Richard, who suffered from chronic pain in his later years, regretted how it sometimes affected his temper and communicativeness around Margaret. He was convinced from age 20 that he would not be long for this life. So, he preached “as a dying man to dying men.” Baxter’s physical ailments included a tubercular cough; frequent nosebleeds and bleeding from his finger-ends; migraine headaches; inflamed eyes; all kinds of digestive disorders; kidney stones and gallstones. Because Margaret was very sensitive to loud noise, Richard worked hard to modify his sometimes, hasty way of speaking. He greatly loved and admired Margaret, saying that she was “a woman of extraordinary acuteness of wit, solidity, and judgment, incredible prudence and sagacity and sincere devotedness to God, and unusual strict obedience to Him.”

In their 19th year of marriage, Margaret took a turn for the worse and died. The bloodletting by doctors had only hastened her demise. Richard was heartbroken. As part of his grieving process, he wrote a book, Breviate, about his dear wife.

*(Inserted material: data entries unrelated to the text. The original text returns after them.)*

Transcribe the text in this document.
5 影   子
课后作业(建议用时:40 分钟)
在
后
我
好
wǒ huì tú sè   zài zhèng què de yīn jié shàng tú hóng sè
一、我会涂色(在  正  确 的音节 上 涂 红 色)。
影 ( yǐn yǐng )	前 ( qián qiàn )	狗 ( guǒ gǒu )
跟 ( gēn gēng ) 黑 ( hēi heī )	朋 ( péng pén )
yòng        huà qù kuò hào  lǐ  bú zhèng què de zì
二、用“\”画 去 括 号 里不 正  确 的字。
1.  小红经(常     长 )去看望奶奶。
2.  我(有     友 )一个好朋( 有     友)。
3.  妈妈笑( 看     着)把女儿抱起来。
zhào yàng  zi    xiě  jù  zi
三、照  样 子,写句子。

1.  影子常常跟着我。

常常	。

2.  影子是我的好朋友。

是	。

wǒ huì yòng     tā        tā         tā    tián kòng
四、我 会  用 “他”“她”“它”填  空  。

J.I. Packer believes that Baxter’s book (renamed Grief Sanctified) can transform marriages in the 21st century. The Baxters’ marriage represented a commitment to covenant relationship that brings a course-correction to our self-indulgent culture. Richard, in grieving the loss of Margaret, focused on the goodness of God in time of tragedy. Rather than being resentful and bitter, he was grateful for the time that God graciously gave him with his wife. They show us how to make it till death do us part.

God used the fire of the Baxters’ love to transform many lives for eternity. May we too, in this difficult time of COVID-19, trust that the fire of God’s love will strengthen and revive our families and our marriages.